LONG STORY short, the merge tool finally ran. With this new layer we put it into a spatial join with a layer that contained the actual mine locations (Thanks a lot Dr. Hupy….). Understanding that one of the reasons this lab is in place is to frustrate us so that we never give other people bad data is a hard lesson to learn but must be learned none the less. Anyways, the new layer created from the spatial join now had a field that gave us the distance between where we geocoded our mines to and where the actual mines were according to their lat/long. I compared my geocoding skills to the rest of the class and found that the class’s average distance that they were away from the actual mines was 1857 meters while my average was 306 meters closer at 1551 meters. I guess that means I did something right.

Results:

Figure 1: Comparison of a Table that is normalized versus a table that is not.

Figure 2: Map showing the correct actual locations of the mines versus the incorrectly geocoded ones.

Figure 3: Final table with a field showing the distance between the actual locations and the incorrect locations in meters.

Discussion:

                We can know which points are actually correct by referencing other images of the locations and by using the exact GPS coordinates. This way you don’t have any error resulting from incorrect PLSS interpretation.

Conclusion:

                The overlooking lesson from this lab was DATA INTEGRITY and why we should do our absolute best to never do this to anyone in our professional lives.
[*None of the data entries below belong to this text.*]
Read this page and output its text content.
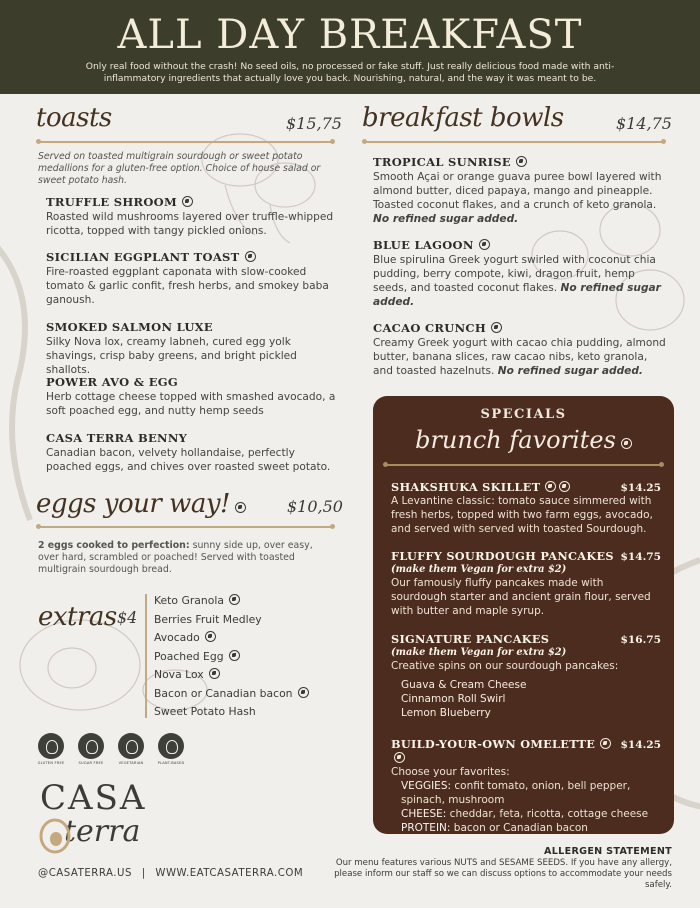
ALL DAY BREAKFAST

Only real food without the crash! No seed oils, no processed or fake stuff. Just really delicious food made with anti-inflammatory ingredients that actually love you back. Nourishing, natural, and the way it was meant to be.

toasts	$15,75
Served on toasted multigrain sourdough or sweet potato medallions for a gluten-free option. Choice of house salad or sweet potato hash.
TRUFFLE SHROOM
Roasted wild mushrooms layered over truffle-whipped ricotta, topped with tangy pickled onions.
SICILIAN EGGPLANT TOAST
Fire-roasted eggplant caponata with slow-cooked tomato & garlic confit, fresh herbs, and smokey baba ganoush.
SMOKED SALMON LUXE
Silky Nova lox, creamy labneh, cured egg yolk shavings, crisp baby greens, and bright pickled shallots.
POWER AVO & EGG
Herb cottage cheese topped with smashed avocado, a soft poached egg, and nutty hemp seeds
CASA TERRA BENNY
Canadian bacon, velvety hollandaise, perfectly poached eggs, and chives over roasted sweet potato.
eggs your way!	$10,50
2 eggs cooked to perfection: sunny side up, over easy, over hard, scrambled or poached! Served with toasted multigrain sourdough bread.
extras $4
Keto Granola
Berries Fruit Medley
Avocado
Poached Egg
Nova Lox
Bacon or Canadian bacon
Sweet Potato Hash
GLUTEN FREE	SUGAR FREE	VEGETARIAN	PLANT-BASED
CASA
terra
@CASATERRA.US | WWW.EATCASATERRA.COM
ALLERGEN STATEMENT
Our menu features various NUTS and SESAME SEEDS. If you have any allergy, please inform our staff so we can discuss options to accommodate your needs safely.
breakfast bowls	$14,75
TROPICAL SUNRISE
Smooth Açai or orange guava puree bowl layered with almond butter, diced papaya, mango and pineapple. Toasted coconut flakes, and a crunch of keto granola. No refined sugar added.
BLUE LAGOON
Blue spirulina Greek yogurt swirled with coconut chia pudding, berry compote, kiwi, dragon fruit, hemp seeds, and toasted coconut flakes. No refined sugar added.
CACAO CRUNCH
Creamy Greek yogurt with cacao chia pudding, almond butter, banana slices, raw cacao nibs, keto granola, and toasted hazelnuts. No refined sugar added.
SPECIALS
brunch favorites
SHAKSHUKA SKILLET	$14.25
A Levantine classic: tomato sauce simmered with fresh herbs, topped with two farm eggs, avocado, and served with served with toasted Sourdough.
FLUFFY SOURDOUGH PANCAKES $14.75
(make them Vegan for extra $2)
Our famously fluffy pancakes made with sourdough starter and ancient grain flour, served with butter and maple syrup.
SIGNATURE PANCAKES	$16.75
(make them Vegan for extra $2)
Creative spins on our sourdough pancakes:
Guava & Cream Cheese
Cinnamon Roll Swirl
Lemon Blueberry
BUILD-YOUR-OWN OMELETTE	$14.25
Choose your favorites:
VEGGIES: confit tomato, onion, bell pepper, spinach, mushroom
CHEESE: cheddar, feta, ricotta, cottage cheese
PROTEIN: bacon or Canadian bacon
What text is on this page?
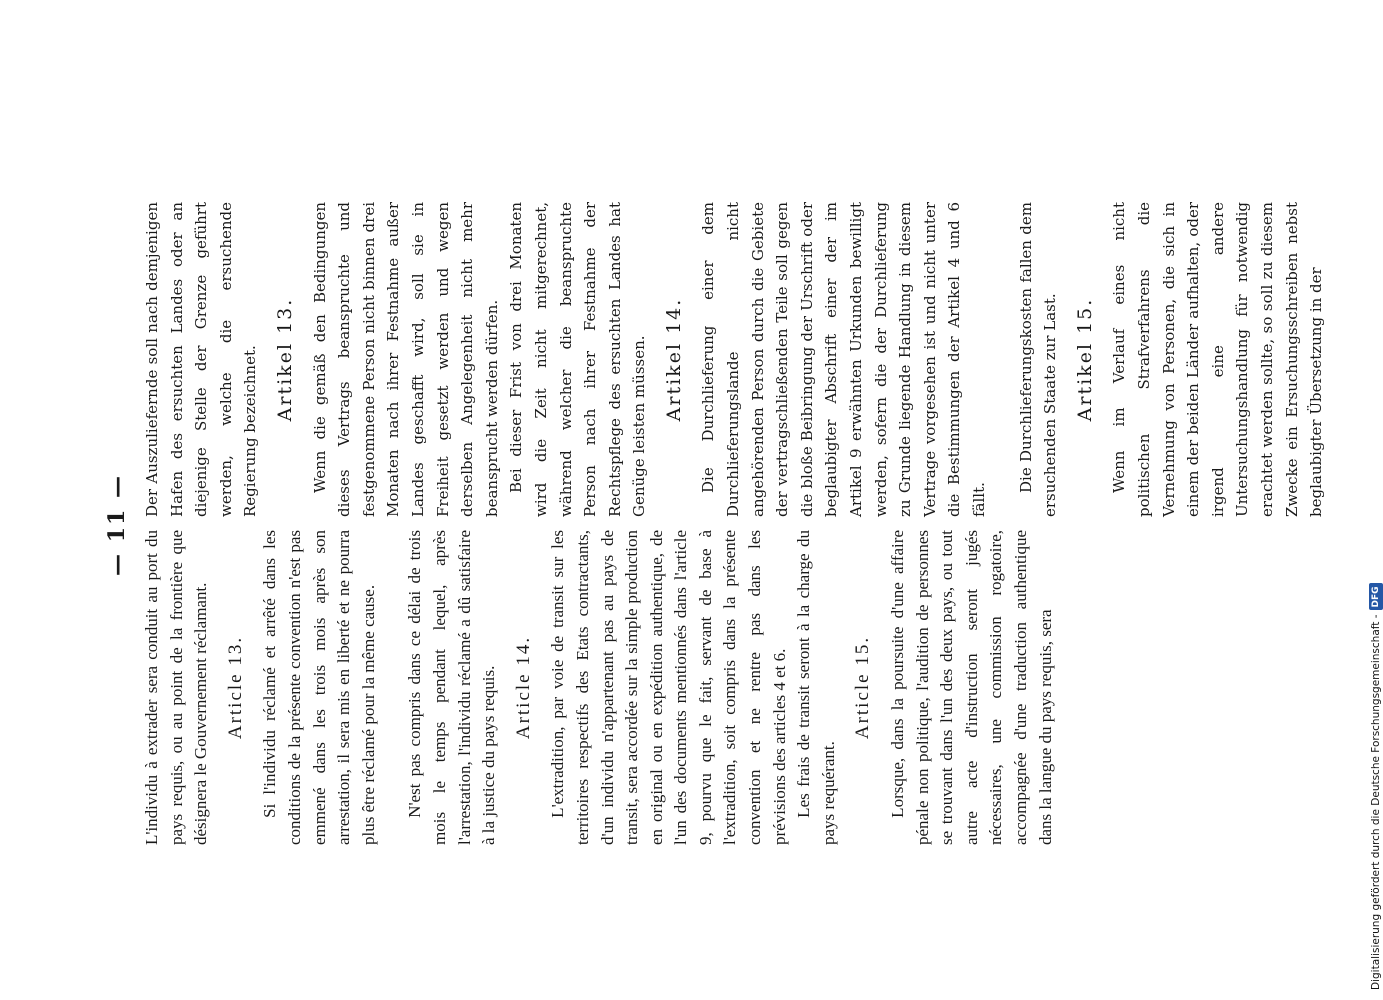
— 11 —

L'individu à extrader sera conduit au port du pays requis, ou au point de la frontière que désignera le Gouvernement réclamant. Article 13. Si l'individu réclamé et arrêté dans les conditions de la présente convention n'est pas emmené dans les trois mois après son arrestation, il sera mis en liberté et ne pourra plus être réclamé pour la même cause. N'est pas compris dans ce délai de trois mois le temps pendant lequel, après l'arrestation, l'individu réclamé a dû satisfaire à la justice du pays requis. Article 14. L'extradition, par voie de transit sur les territoires respectifs des Etats contractants, d'un individu n'appartenant pas au pays de transit, sera accordée sur la simple production en original ou en expédition authentique, de l'un des documents mentionnés dans l'article 9, pourvu que le fait, servant de base à l'extradition, soit compris dans la présente convention et ne rentre pas dans les prévisions des articles 4 et 6. Les frais de transit seront à la charge du pays requérant.

Article 15. Lorsque, dans la poursuite d'une affaire pénale non politique, l'audition de personnes se trouvant dans l'un des deux pays, ou tout autre acte d'instruction seront jugés nécessaires, une commission rogatoire, accompagnée d'une traduction authentique dans la langue du pays requis, sera

Der Auszuliefernde soll nach demjenigen Hafen des ersuchten Landes oder an diejenige Stelle der Grenze geführt werden, welche die ersuchende Regierung bezeichnet. Artikel 13. Wenn die gemäß den Bedingungen dieses Vertrags beanspruchte und festgenommene Person nicht binnen drei Monaten nach ihrer Festnahme außer Landes geschafft wird, soll sie in Freiheit gesetzt werden und wegen derselben Angelegenheit nicht mehr beansprucht werden dürfen. Bei dieser Frist von drei Monaten wird die Zeit nicht mitgerechnet, während welcher die beanspruchte Person nach ihrer Festnahme der Rechtspflege des ersuchten Landes hat Genüge leisten müssen. Artikel 14. Die Durchlieferung einer dem Durchlieferungslande nicht angehörenden Person durch die Gebiete der vertragschließenden Teile soll gegen die bloße Beibringung der Urschrift oder beglaubigter Abschrift einer der im Artikel 9 erwähnten Urkunden bewilligt werden, sofern die der Durchlieferung zu Grunde liegende Handlung in diesem Vertrage vorgesehen ist und nicht unter die Bestimmungen der Artikel 4 und 6 fällt.

Die Durchlieferungskosten fallen dem ersuchenden Staate zur Last. Artikel 15. Wenn im Verlauf eines nicht politischen Strafverfahrens die Vernehmung von Personen, die sich in einem der beiden Länder aufhalten, oder irgend eine andere Untersuchungshandlung für notwendig erachtet werden sollte, so soll zu diesem Zwecke ein Ersuchungsschreiben nebst beglaubigter Übersetzung in der

Digitalisierung gefördert durch die Deutsche Forschungsgemeinschaft -DFG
Geocoding is an essential part of GIS especialt when you’re dealing with people and you want to make sure and get it right so you don’t but Joe in Bobs house. You can also see how even when you put a lot of time into trying to geocode all these addresses you can still be off as nothing is exact as the actual Lat/Long. However, this lab was instrumental as we move forward with our semester project. From here we can now take a look at network analysis and how we can route the sand from those mine locations to railways where they can be further shipped off.